A little child watching The Ten Commandments may ask, “Why did God kill Pharaoh’s son?” and be fully justified in asking that question to understand the movie. Our answer should be then about the movie and not about some grand theological problem. When our children or we ourselves ask these difficult questions within the context of the Bible, we should dig deeper into the world of the Bible. I think you’ll find as you study the Bible you will come to accept more and more that often the worldview of the Bible is very different than our modern worldview based on scientific knowledge and humanitarian ethics. The Bible often has an agenda to demonstrate that Yahweh, the one true God, is alone the ruler of the cosmos and is over other “local” gods of the time. A clear way to demonstrate divine superiority was to depict Yahweh as driving human history for his own purposes, often at the expense of the worldly rulers, such as Pharaoh.

From at least 40 years after the exodus, let us encounter the word of God in Joshua 5:10-12.

From approximately the year 30, let us encounter again the word of God in Luke 22:7-13.

The Israelites entered the Promised Land 40 years later and they “ate the produce of the land … they ate the crops of the land of Canaan that year.” “The manna ceased.” You could say, as did Luke of the Upper Room, “So they … found everything as he had told them.” The Israelites had arrived. They no longer wandered in the wilderness and now their practices and traditions would serve as institutions of remembrance of the events from and through which they were delivered. The historical connection to the Passover and the exodus themselves would become more and more ceremonial.

Jesus’s disciples asked factual “where?” questions in making preparations for the Passover meal. They didn’t ask “why?” questions. They knew why because for centuries their people had practiced the Passover rituals.

We physically remember the exodus story here through the communion elements so that we can be people who live out the exodus story of liberation beyond the walls of this sanctuary.

Last Sunday we celebrated Holy Communion at all three worship services. What are we doing when we celebrate communion? Someone might ask, “Aren’t you just dipping bread into grape juice?” Well, no, we’re physically acting out and remembering the Passover tradition of liberation from “slavery to sin and death,” as we recite in our liturgy, by specifically and physically acting out and remembering the Last Supper of Jesus with his disciples, his final sacrifice on the cross, and his resurrection. By physically communing ourselves together in these acts of worship we place ourselves in an exodus story thousands of years old, an exodus story that formed the liberation imagination of the early Puritans fleeing religious persecution in their homeland, the liberation of black slaves yearning for freedom, the liberation of Jews fleeing the mass murder by the Nazis, and the liberation of Hispanics fleeing poverty, and in some countries, the reign of lawlessness and corruption.

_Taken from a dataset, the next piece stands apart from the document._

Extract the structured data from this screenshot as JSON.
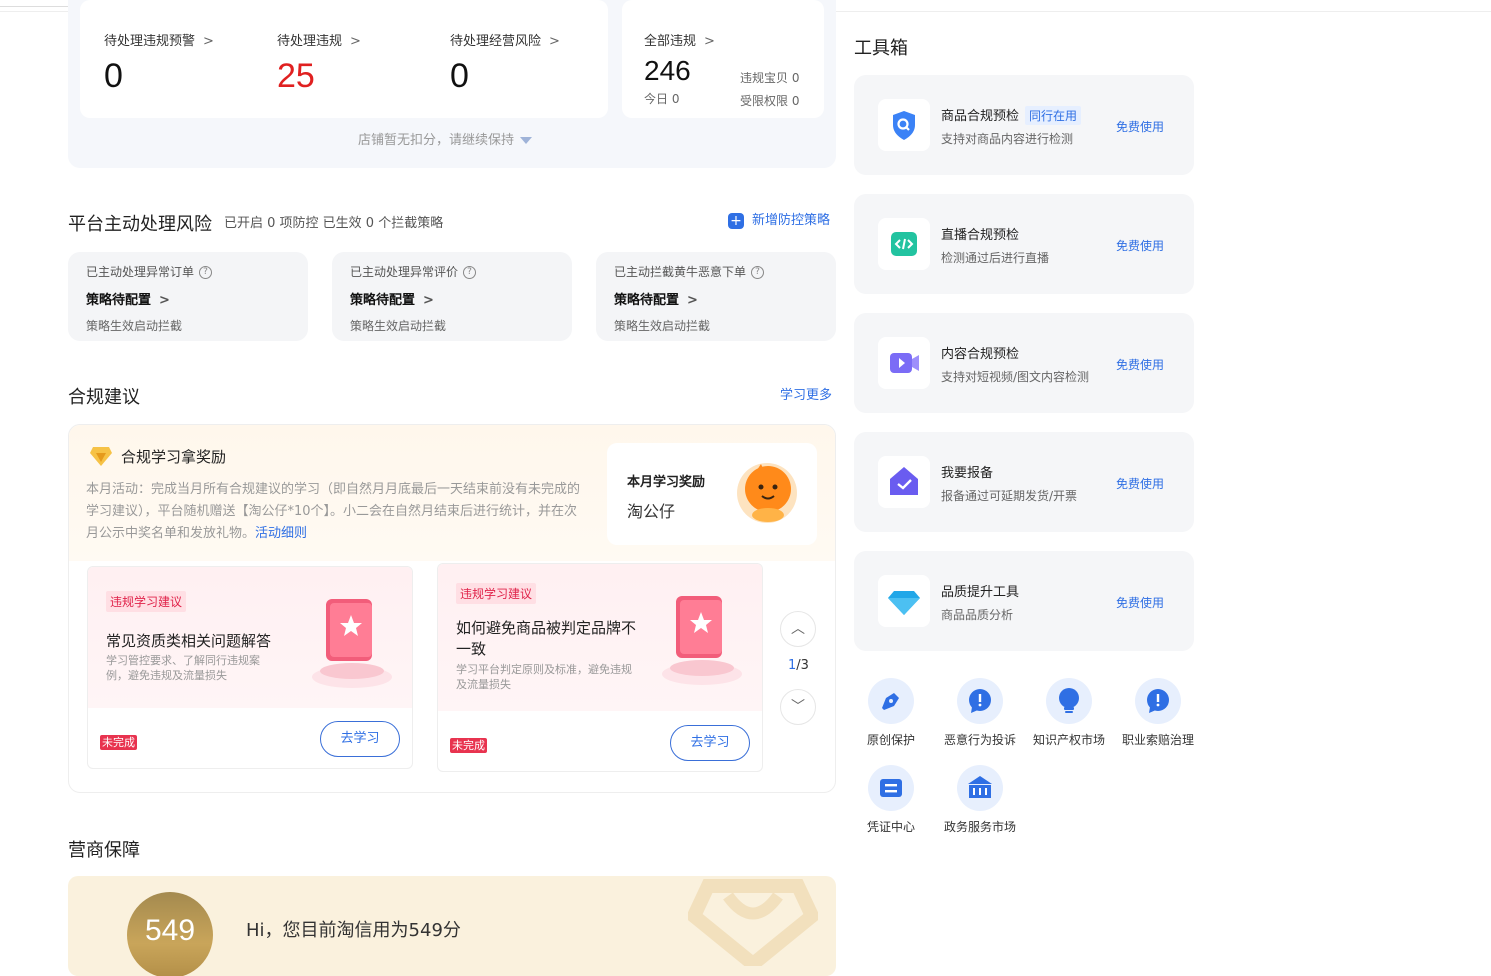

We physically remember the exodus story here through the communion elements so that we can be people who live out the exodus story of liberation beyond the walls of this sanctuary. The Passover and exodus story has formed many millions of people and much of human history for thousands of years and continues to do so today. This story may be the single most formative story of our country and of our diverse people.

From at least 600 years after the exodus and 600 years before Jesus, let us encounter the word of God in 2 Kings 23:21-27.

From approximately the year 30, let us encounter again the word of God in Luke 22:14-20.

And now we see the danger in growing too comfortable with “having arrived” and “settled down” in the “Promised Land.” 2 Kings tells us, “No such passover had been kept since the days of the judges who judged Israel, even during all the days of the kings of Israel and of the kings of Judah.” This was a period of about 400 years. It’s unclear what the author means precisely by “no such passover,” but the consensus is that King Josiah instituted the Passover celebration as a national observance in the Temple and eliminated pagan rituals. For 400 years there had been no nationwide celebration of Passover. At best, Passover was something observed privately in homes. Think of the federal government and the president of the United States not celebrating the Fourth of July for 400 years in Washington D.C. and then, finally, a president re-instituting the celebration of independence. This gives us a way to think about the significance of what King Josiah did.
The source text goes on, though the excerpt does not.